Another Neiman Marcus heist netted Payne a five-year sentence. She saw a $57,000 gem in “Town & Country” and flew to Denver to pick it up. She sold the ring immediately, as usual, and left for another job in Europe. While she was there, police searched her home in Bedford, OH, and found not only $10,000 cash, but passports in multiple names. She broke parole, fled the state, and continued to work.
Her next arrest, in Costa Mesa, California, January 22, 2010, was for walking out of Saks Fifth Avenue with a $1300 Burberry coat.

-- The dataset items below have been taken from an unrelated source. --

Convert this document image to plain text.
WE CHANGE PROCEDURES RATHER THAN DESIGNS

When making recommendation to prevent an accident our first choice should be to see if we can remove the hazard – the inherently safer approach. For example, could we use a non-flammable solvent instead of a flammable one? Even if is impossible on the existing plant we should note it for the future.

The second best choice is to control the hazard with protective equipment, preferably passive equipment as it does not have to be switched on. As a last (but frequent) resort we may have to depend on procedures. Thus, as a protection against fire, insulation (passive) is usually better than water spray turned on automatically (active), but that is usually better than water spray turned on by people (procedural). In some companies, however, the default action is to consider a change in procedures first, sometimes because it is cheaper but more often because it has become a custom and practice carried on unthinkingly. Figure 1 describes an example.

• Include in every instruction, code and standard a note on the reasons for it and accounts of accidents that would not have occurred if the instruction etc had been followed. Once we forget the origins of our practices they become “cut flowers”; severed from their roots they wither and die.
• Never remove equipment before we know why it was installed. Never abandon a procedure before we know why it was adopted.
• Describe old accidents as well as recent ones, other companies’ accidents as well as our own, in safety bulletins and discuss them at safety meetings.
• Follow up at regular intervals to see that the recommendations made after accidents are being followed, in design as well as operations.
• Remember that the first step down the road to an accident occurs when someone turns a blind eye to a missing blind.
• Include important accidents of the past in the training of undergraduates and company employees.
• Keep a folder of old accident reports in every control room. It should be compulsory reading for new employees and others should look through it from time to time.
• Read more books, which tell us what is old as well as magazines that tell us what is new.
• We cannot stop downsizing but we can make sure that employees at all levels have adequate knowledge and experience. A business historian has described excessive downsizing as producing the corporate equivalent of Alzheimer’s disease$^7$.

The following year saw double trouble. She pleaded no contest to stealing a $16,000 ring in Santa Monica, and she was also convicted of stealing an $8900 ring from a San Diego Macy’s. Her lawyer’s strategy–claiming that staff had confused Payne with another elderly African American woman who actually stole the ring–didn’t spare her. Payne continued to claim she was innocent. When she wrote lawyer Gretchen Von Helms about atrocities including being pepper-sprayed during a gang fight, she also said she was content to be in prison, because she had nowhere else to go.

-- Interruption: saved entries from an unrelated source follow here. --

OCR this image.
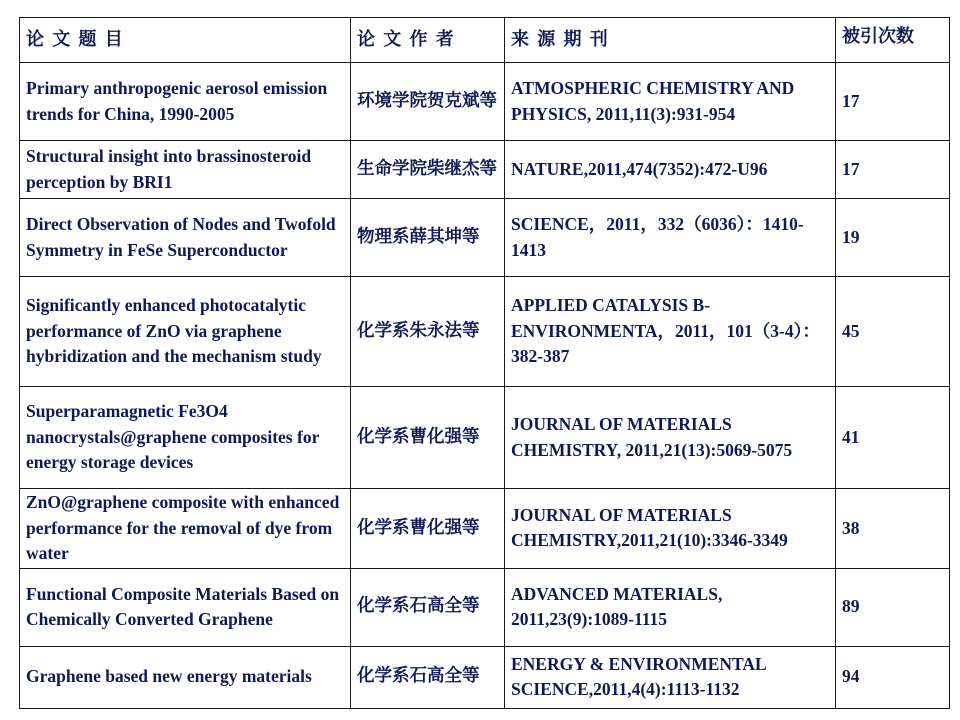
论 文 题 目	论 文 作 者	来 源 期 刊	被引次数
Primary anthropogenic aerosol emission trends for China, 1990-2005	环境学院贺克斌等	ATMOSPHERIC CHEMISTRY AND PHYSICS, 2011,11(3):931-954	17
Structural insight into brassinosteroid perception by BRI1	生命学院柴继杰等	NATURE,2011,474(7352):472-U96	17
Direct Observation of Nodes and Twofold Symmetry in FeSe Superconductor	物理系薛其坤等	SCIENCE，2011，332（6036）：1410-1413	19
Significantly enhanced photocatalytic performance of ZnO via graphene hybridization and the mechanism study	化学系朱永法等	APPLIED CATALYSIS B-ENVIRONMENTA，2011，101（3-4）：382-387	45
Superparamagnetic Fe3O4 nanocrystals@graphene composites for energy storage devices	化学系曹化强等	JOURNAL OF MATERIALS CHEMISTRY, 2011,21(13):5069-5075	41
ZnO@graphene composite with enhanced performance for the removal of dye from water	化学系曹化强等	JOURNAL OF MATERIALS CHEMISTRY,2011,21(10):3346-3349	38
Functional Composite Materials Based on Chemically Converted Graphene	化学系石高全等	ADVANCED MATERIALS, 2011,23(9):1089-1115	89
Graphene based new energy materials	化学系石高全等	ENERGY & ENVIRONMENTAL SCIENCE,2011,4(4):1113-1132	94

Still, she was out soon enough, and back at work.
On April 28, 2014, Payne pleaded guilty to stealing a $22,500 ring from El Paseo Jewelers in Palm Desert, California. The composed and friendly elderly con woman had told clerks there that she had received a $42,000 insurance settlement for stolen jewelry and was ready to buy replacement pieces. She looked at dozens of pieces over two visits, and told staff she’d return later with a cashier’s check. But she left with the ring. Employees noticed a bare spot in the case that night, but by then Payne had sold the ring down the street, at a secondhand shop the Exchange, for a mere $800. The Exchange’s records–including her fingerprints, required for such sales–condemned her. She was arrested when a Palm Desert Saks security veteran recognized her. The judge ordered her kept in custody in lieu of bail, as he suspected that the $65,000 she’d tried to post just might be ill-gained.
Payne has now been sentenced to two years in prison and two more on house arrest. Judge William Lebov ordered her to stay away from jewelry stores.
Rumors suggest that Oscar winner Halle Berry is considering playing her in a feature film. Meanwhile, Payne is the subject of 2014 documentary “The Life and Crimes of Doris Payne.”